Oireachtas Joint and Select Committees
Wednesday, 15 July 2015
Joint Oireachtas Committee on Finance, Public Expenditure and Reform
Latest Eurozone Developments and Future Implications for Euro Currency: Discussion
2:30 pm
Mr. Colm McCarthy:
It would be a catastrophe because it would turn what had been billed as a durable monetary union into some kind of an ad hoc, quasi-fixed exchange rate regime, from which countries could be kicked out. That would have a very bad effect.
On the Senator's question about the completion of banking union, there are three components of a proper banking union. The first is centralised supervision of the banks, the second is centralised ex anterules for the resolution of failed banks and the third is liability insurance for banks, in particular, for small retail deposits. All that has been achieved in Europe is the first of these components, namely, centralised supervision of, I believe, 123 listed banks. The European Banking Authority, which is an offshoot of the European Central Bank, did an asset quality review of these banks last year and this review was followed by stress tests and so forth. The Senator is correct that nearly all the banks passed the stress tests, including the Greek banks. What we have seen in recent weeks in this so-called banking union is the ECB refusing to act as lender of last resort in the face of a deposit run, thereby closing down four banks that it supervised and to which it gave a clean bill of health last year. These banks recapitalised themselves to the tune of €8.5 billion last year.
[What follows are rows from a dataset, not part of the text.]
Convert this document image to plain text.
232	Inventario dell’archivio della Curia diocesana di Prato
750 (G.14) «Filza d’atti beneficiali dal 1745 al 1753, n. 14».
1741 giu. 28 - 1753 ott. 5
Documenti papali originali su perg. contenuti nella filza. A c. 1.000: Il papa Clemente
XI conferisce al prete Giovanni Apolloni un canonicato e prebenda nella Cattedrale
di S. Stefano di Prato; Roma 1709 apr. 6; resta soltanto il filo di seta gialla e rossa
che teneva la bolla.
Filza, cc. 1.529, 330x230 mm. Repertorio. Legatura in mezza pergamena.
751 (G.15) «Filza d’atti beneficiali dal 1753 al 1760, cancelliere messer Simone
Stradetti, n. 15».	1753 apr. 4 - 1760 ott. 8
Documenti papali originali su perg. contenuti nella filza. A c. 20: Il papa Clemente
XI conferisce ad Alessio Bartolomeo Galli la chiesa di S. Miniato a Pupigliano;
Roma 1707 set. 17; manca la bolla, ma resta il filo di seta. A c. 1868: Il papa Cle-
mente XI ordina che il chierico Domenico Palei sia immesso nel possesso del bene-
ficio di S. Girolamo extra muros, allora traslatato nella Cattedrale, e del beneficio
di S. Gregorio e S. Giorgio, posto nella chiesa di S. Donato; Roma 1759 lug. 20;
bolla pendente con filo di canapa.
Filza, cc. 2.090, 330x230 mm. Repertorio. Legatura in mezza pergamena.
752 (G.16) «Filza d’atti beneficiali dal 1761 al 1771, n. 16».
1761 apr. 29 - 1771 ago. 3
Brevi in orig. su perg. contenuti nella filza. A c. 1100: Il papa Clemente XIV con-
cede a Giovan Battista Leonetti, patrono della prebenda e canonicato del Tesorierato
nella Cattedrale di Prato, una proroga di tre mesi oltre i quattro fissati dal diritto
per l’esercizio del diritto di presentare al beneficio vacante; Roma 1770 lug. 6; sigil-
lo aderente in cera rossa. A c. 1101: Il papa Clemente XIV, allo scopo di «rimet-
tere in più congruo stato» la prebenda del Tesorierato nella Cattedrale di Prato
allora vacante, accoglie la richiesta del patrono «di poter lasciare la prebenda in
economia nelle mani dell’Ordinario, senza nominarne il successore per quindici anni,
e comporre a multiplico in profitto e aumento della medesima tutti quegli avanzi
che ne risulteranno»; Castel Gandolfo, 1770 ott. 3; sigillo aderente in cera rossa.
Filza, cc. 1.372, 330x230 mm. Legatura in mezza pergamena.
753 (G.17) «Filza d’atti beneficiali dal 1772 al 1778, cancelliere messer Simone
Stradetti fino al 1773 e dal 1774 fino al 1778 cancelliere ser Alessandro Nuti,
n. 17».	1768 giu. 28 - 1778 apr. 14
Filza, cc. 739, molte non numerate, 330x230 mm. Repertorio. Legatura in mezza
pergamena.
While it is very hard to make me feel sympathy for banks, I have sympathy for the four Greek banks because the lender of last resort ran away when it saw a deposit run against them. Central banks were invented in numerous countries in the last century and even later in the United States - I mean the 19th century. I apologise for repeatedly referring to the 19th century as the last century despite having 15 years to get used to the change. The reason for the creation of central banks was largely to create a public good, namely, the ability to stop depositor runs against banks that were solvent. The actions of the European Central Bank in recent weeks will feature in the textbooks in the years ahead because the ECB helped to accelerate a run against banks which it had deemed to be solvent and had supervised. It did so by pulling its liquidity support on 28 June last in what was an extraordinary sequence of events.
As for bank resolution, one of the reasons the Greek banks were not deemed to have been insolvent was that to have deemed them insolvent would have triggered their recapitalisation by the European Stability Mechanism and no one wanted to do that. Members will recall the famous proposal for retrospective recapitalisation of the Irish banks which was declined and did not take place. Klaus Regling and others stated this could not be done because the European Stability Mechanism was to fund future bank insolvencies and would not be used for retrospective recapitalisation. If it is now believed that the Greek banks are bust, ESM recapitalisation, if it is effective, should be triggered because the present is what was then the future.
It is simply not the case that a banking union has been agreed to, the reason being that several member states do not want a banking union. What has been undertaken is centralised supervision. Supervision has never prevented bank busts, however. For example, there were big bank busts recently in the United Kingdom, which has had national bank supervision in place for a couple of hundred years and still does not seem to have got the hang of it. There will always be bank busts because banks are fragile institutions. Centralised supervision is an improvement, particularly in countries which are bad at doing supervision, as Ireland was, but it is nuts to believe that supervision will prevent future bank busts.
What would prevent them from creating mayhem is a properly funded bank resolution system and a properly funded deposit insurance system for retail customers of banks who have been queueing outside banks in Greece for the past six months. We do not have those things. They have not moved to a banking union; they have made some steps in that direction, but it is not complete.